A pandemia do coronavírus trouxe a necessidade de se manter o distanciamento social e a frequente limpeza das mãos para evitar a contaminação e disseminação do vírus.

Por isso, é normal que eleitores tenham receio de ir votar neste domingo (15), nas eleições municipais 2020, que vão eleger prefeitos e vereadores.

Mas, a Justiça Eleitoral adotou uma série de medidas e protocolos para garantir a segurança do eleitorado e também da equipe que vai trabalhar durante o dia, como os mesários.

O Plano de Segurança Sanitária do Tribunal Superior Eleitoral (TSE) foi elaborado com a consultoria de especialistas dos hospitais Albert Einstein e Sírio-Libanês e por técnicos da Fundação Oswaldo Cruz (Fiocruz).

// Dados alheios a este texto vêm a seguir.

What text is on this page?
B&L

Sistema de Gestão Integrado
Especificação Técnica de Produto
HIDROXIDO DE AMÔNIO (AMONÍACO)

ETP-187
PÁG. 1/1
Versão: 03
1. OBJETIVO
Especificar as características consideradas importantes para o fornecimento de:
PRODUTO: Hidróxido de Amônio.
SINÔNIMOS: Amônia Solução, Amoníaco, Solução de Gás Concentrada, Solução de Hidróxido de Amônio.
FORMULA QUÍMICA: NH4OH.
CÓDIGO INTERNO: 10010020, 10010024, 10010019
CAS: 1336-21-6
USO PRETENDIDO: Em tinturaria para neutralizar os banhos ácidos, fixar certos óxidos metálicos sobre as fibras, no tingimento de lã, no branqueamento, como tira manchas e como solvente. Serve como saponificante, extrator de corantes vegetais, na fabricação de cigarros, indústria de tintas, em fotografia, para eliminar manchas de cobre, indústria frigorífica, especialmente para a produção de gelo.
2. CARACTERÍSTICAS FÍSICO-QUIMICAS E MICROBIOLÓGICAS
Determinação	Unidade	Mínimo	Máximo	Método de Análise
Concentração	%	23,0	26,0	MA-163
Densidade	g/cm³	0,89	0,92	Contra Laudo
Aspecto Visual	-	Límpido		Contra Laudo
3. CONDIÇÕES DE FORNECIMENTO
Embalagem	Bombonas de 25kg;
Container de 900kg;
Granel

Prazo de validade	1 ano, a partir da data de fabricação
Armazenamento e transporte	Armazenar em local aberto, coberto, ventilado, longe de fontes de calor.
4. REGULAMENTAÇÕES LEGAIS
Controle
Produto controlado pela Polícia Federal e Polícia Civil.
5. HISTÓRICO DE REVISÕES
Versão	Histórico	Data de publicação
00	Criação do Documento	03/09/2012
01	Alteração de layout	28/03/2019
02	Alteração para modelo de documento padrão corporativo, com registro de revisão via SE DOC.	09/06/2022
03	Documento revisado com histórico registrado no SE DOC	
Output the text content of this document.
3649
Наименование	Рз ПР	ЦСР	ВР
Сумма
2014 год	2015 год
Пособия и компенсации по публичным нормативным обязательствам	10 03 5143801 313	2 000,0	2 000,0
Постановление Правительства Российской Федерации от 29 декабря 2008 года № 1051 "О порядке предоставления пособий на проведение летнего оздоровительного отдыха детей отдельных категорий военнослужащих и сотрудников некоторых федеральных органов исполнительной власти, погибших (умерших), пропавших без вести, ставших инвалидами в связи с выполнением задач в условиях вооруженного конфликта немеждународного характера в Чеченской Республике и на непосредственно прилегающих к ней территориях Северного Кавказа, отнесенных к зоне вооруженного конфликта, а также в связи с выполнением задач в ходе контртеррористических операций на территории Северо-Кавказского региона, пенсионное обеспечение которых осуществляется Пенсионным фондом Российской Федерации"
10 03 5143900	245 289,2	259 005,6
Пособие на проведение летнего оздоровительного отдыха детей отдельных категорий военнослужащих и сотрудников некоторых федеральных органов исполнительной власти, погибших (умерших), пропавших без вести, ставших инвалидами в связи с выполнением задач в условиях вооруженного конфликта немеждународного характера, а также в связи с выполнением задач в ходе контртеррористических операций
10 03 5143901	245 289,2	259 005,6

Veja algumas das principais medidas de prevenção adotadas pela Justiça Eleitoral para proteção de eleitores e mesários:

Eleitores

Horário

Uma das medidas de prevenção foi ampliar o horário da votação, das 7h às 17h. Até às 10h o horário é preferencial para os eleitores maiores de 60 anos.

Máscaras

O uso obrigatório, sem ela o eleitor não poderá votar. Caso seja necessário, o mesário pode pedir que o eleitor se afaste e abaixe a máscara para conferir a foto na identidade.

Distanciamento

Será exigido mínimo de 1 metro. Comida: não será permitido comer ou beber nada na fila de espera. A medida é para evitar que as pessoas tirem a máscara.

Álcool em gel

Será distribuído em todas seções para que os eleitores limpem as mãos antes e depois da votação.

Caneta

O TSE recomenda que os eleitores levem sua própria caneta para assinar presença no caderno de votação.

Face shield

Mesários receberão máscaras e terão que trocá-las a cada quatro horas, usar álcool e uma proteção facial de acetato (face shield), que terá de ser usada o tempo todo.

Covid-19

Tanto mesários quanto eleitores que estiverem com sintomas da Covid-19 no dia do pleito não devem comparecer ao local de votação. Posteriormente, a ausência poderá ser justificada na Justiça Eleitoral.

Fonte: Justiça Eleiroral

Por que é importante não deixar de votar?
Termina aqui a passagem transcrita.